Carlos Rodríguez von der kolumbianischen Juristenkommission erklärte, dass die Entscheidungen des Verfassungsgerichts obligatorisch seien. Der Versuch der Regierung, mit den Dekreten die Entscheidung des Verfassungsgerichts zu unterlaufen, kritisiert Rodriguez: »Der Rechtsstaat wird dadurch beeinträchtigt.« Andere Rechtsexperten warfen der Regierung vor, die Verfassungskontrolle beschneiden zu wollen.

Unterdessen gilt eines der größten Geheimnisse im Friedensprozess mit den Paramilitärs der Vereinigten Selbstverteidigungsgruppen Kolumbiens (AUC) als gelüftet.

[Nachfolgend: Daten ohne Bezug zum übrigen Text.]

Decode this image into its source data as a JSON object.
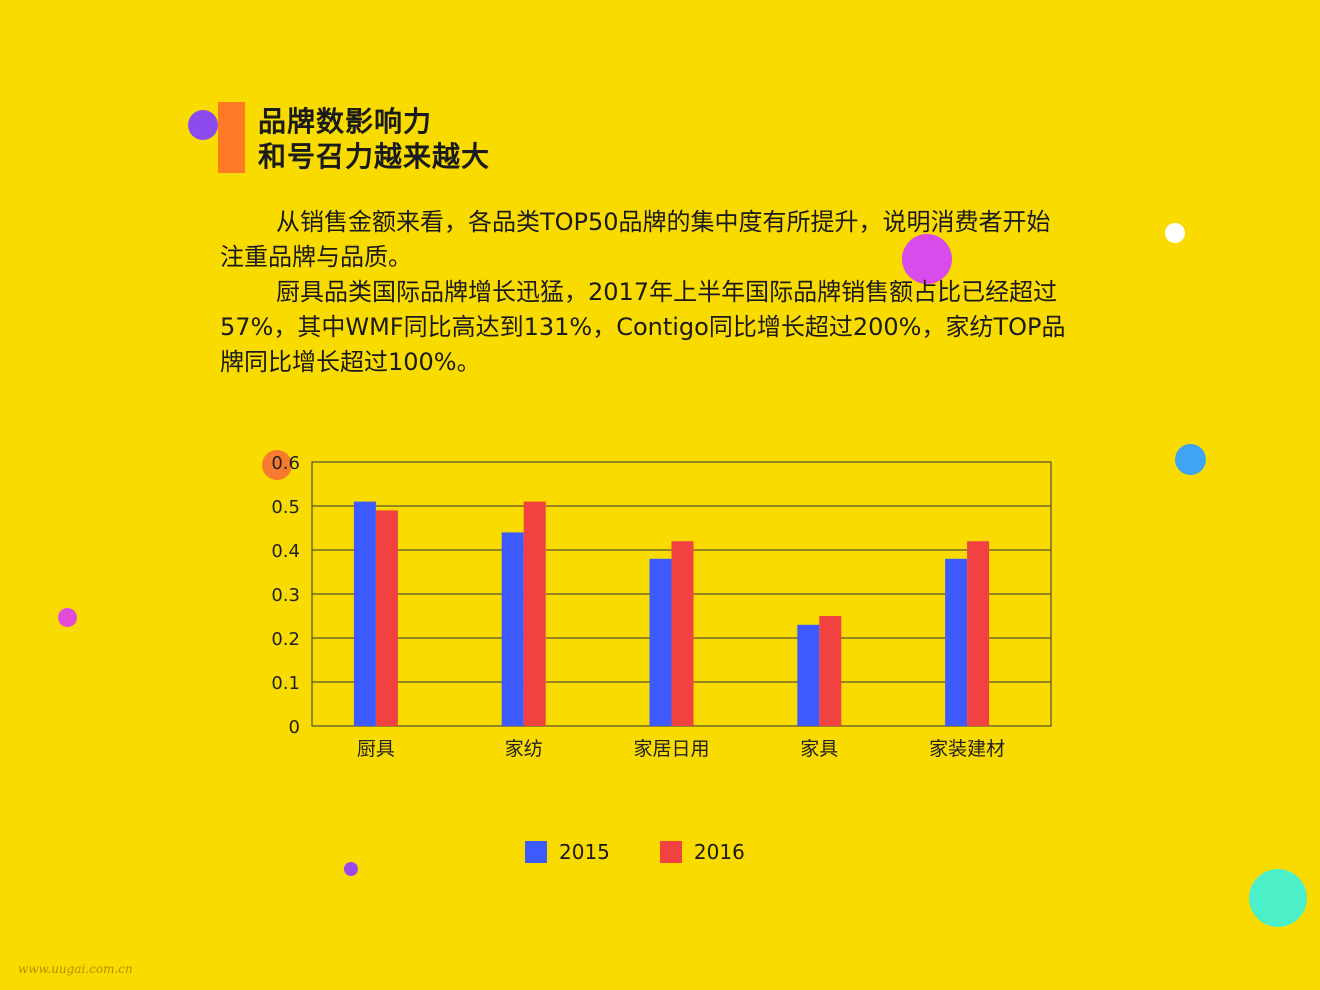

Der im April 2004 verschwundene AUC-Chef Carlos Castaño, der den Friedensprozess mit der Regierung aufgenommen hatte, wurde laut Zeugenaussagen ermordet. Auftraggeber war demnach dessen Bruder und AUC-Mitglied Vicente Castaño, der nach Bekanntwerden der Details nun untergetaucht ist. Offenbar befahlen mehrere AUC-Kommandanten die Ermordung ihres Chefs, nachdem dieser seinen Willen bekundete, Namen von Drogenhändlern und Routen an die USA weitergeben zu wollen und Auslieferungsanträge seitens Washingtons gegen ihn und weitere AUC-Mitglieder in Kauf nehmen zu wollen. Die Tat scheint sich gelohnt zu haben: Die Regierung schreibt nun nicht nur eine Aussetzung drohender Auslieferungen im Friedensprozess fest. Auch normale Drogenhändler ohne paramilitärische Vergangenheit konnten sich dem »Gesetz für Gerechtigkeit und Frieden« unterziehen, was derzeit für Skandale sorgt. »Die Verhandlungen sind durchsetzt von Drogenhändlern«, konstatierte der Generalstaatsanwalt Mario Iguarán. Die Regierung spricht dagegen von vereinzelten Fällen.